I saw connections made and strengthened with friends, family, an abundance of job prospects and housing tips. There was a spirit of fellowship and camaraderie filling the church gym where we had all gathered.

People were helping people, giving a helping hand, a ride, ideas and where to get help for a particular problem, connecting with others who cared.  There was dignity and love.

It was an afternoon of suspended judgement and the absence of loudly voiced opinions and political rhetoric, blaming and stereotyping.  Instead, it was a time of getting the right size of winter coat, a sleeping bag, a bag of food for someone’s dog, a haircut, a hot meal, and a tip on a decent, safe place to pitch a tent.

Everyone helped everyone else.  No one left without something to help them take better care of themselves, make their lives a little easier, and a feeling that they were an important part of the community.

Community.  That was the unpublished message of the day.  People had generously donated the food, clothing, bedding, pet care, medical care, and an afternoon of services to reach out to and help their fellow community members.

There were great conversations, interactions on problem solving and connecting people to each other, sharing resources and knowledge, being human and acting with kindness and compassion.  There was respect.

The sun moved lower and the cold wind off the mountains pushed deeper through my coat, reminding me that night was coming.  The people I was talking with were slowly drifting away, off to spend this night sleeping on the ground, with maybe only a tarp, a tent, and a sleeping bag to ward off the frosty air, and the loneliness of yet another night without permanent shelter.

I struggled to relate, to comprehend their lives.

I knew that I had a warm home to return to when my volunteer shift came to an end. There would be family to greet me, a hot meal on the stove, a comfortable chair, a good book, a warm, clean bed, and a bathroom with hot water and clean towels. I would not have to move on when the sun came up, putting all of my possessions into a plastic garbage bag, and maybe a backpack, and wondering where my next meal was coming from.

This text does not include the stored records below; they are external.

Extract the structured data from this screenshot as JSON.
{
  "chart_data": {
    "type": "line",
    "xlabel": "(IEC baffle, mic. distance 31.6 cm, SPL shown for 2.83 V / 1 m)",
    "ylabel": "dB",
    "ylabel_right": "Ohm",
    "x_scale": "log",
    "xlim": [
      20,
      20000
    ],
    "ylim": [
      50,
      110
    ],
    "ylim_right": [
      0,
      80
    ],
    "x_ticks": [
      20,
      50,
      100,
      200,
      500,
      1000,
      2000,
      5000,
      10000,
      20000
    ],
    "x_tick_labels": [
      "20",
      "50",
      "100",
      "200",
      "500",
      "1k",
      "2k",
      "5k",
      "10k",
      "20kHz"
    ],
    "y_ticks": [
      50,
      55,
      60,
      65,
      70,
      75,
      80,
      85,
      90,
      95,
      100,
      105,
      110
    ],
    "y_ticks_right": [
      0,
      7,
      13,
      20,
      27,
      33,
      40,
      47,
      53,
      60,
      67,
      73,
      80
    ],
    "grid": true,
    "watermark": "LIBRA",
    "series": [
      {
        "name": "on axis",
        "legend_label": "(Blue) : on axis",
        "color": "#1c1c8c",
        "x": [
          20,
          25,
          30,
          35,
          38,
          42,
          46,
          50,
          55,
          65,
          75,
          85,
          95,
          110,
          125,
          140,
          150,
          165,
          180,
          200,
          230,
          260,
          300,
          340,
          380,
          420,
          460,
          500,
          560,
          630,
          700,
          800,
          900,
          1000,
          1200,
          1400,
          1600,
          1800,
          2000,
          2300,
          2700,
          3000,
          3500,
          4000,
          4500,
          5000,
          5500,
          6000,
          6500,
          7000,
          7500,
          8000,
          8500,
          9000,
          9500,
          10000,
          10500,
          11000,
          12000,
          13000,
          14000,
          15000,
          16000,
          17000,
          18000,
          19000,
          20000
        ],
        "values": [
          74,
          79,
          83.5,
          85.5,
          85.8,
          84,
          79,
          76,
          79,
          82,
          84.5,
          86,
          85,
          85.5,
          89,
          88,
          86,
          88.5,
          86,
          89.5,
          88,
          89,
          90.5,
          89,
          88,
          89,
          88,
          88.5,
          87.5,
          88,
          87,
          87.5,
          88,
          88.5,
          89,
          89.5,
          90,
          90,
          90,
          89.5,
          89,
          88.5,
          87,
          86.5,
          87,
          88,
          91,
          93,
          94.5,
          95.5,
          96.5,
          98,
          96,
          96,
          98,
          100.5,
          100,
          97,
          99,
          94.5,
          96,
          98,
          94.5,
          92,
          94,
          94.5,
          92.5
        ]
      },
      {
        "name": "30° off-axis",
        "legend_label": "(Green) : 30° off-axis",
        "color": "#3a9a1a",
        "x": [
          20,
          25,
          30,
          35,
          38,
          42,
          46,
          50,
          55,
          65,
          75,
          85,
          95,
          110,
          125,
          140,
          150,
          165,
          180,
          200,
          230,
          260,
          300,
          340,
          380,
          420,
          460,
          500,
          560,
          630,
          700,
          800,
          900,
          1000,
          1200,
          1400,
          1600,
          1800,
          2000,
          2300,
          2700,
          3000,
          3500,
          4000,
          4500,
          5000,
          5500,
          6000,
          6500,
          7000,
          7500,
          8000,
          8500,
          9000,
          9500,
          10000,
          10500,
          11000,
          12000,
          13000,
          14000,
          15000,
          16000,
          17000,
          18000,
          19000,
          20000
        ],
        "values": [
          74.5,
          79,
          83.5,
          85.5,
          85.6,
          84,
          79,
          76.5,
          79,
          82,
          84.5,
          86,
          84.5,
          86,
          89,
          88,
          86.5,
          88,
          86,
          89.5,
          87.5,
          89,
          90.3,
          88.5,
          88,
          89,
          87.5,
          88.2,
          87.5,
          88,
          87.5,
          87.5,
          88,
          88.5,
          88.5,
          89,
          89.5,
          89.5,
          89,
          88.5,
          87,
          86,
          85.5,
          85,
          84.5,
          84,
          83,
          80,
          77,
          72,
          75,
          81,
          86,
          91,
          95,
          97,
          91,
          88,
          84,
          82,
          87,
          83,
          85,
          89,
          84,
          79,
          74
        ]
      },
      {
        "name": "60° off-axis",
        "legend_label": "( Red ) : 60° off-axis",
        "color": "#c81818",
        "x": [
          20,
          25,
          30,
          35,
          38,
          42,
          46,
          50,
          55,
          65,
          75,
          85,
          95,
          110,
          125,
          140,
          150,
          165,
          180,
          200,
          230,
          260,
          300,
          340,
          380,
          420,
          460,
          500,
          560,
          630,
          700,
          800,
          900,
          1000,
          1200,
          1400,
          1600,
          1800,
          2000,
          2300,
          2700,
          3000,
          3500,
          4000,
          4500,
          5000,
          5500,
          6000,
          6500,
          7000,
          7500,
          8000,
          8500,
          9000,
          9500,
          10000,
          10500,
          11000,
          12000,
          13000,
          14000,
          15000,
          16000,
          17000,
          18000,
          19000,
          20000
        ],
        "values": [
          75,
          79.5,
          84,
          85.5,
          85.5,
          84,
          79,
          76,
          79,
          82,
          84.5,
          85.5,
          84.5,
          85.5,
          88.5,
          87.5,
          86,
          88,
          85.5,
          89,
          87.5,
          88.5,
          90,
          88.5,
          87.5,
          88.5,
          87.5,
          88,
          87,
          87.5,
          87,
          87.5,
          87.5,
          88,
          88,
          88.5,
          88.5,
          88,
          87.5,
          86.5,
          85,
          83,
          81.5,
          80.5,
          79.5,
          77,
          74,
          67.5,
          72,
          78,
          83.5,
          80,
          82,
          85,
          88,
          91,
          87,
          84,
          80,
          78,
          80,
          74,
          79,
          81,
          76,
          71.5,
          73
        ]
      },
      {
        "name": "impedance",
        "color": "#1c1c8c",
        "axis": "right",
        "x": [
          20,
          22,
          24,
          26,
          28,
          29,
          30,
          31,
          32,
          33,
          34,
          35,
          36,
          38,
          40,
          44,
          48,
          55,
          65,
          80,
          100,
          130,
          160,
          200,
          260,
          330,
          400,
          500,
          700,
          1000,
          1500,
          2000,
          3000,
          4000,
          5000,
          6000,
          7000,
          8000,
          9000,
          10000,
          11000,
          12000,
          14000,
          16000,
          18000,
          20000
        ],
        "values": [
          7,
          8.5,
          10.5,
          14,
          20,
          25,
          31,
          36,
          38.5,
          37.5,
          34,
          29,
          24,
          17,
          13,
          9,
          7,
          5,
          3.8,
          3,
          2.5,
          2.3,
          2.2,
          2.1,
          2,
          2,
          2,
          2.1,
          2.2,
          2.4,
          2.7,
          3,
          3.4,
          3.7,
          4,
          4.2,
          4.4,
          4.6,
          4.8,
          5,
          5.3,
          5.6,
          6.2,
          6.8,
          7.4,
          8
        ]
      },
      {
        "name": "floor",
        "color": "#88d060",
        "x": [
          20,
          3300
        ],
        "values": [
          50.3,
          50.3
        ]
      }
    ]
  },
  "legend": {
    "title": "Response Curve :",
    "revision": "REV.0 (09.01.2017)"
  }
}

Also at home would be my assumptions about life, about meeting a person’s basic needs and how people live in our community.

I assume a lot, yet I’m complacent, ignorant about how so many people in our community live, what they don’t have, and what they can expect in the days to come. I find myself too often acting blind to the dilemma of such need in a society where some are wealthy, and there is an abundance of necessities, yet out of reach of so many.

For that afternoon at least, there was compassion, service, charity, and a common fellowship of people helping each other, of making lives more comfortable, more bearable. Another cold winter’s night was coming, and dedicated community members had made a small effort to help ease people’s circumstances, maybe helping them step forward into better times.

I learned, again, that in our humanity, it is not difficult to act with kindness and compassion. If I suspend judgement and comparison, if I try to walk a mile in another’s shoes, then I can look at the world with greater understanding.

And, I can renew myself, and again be connected to the true purpose of our lives.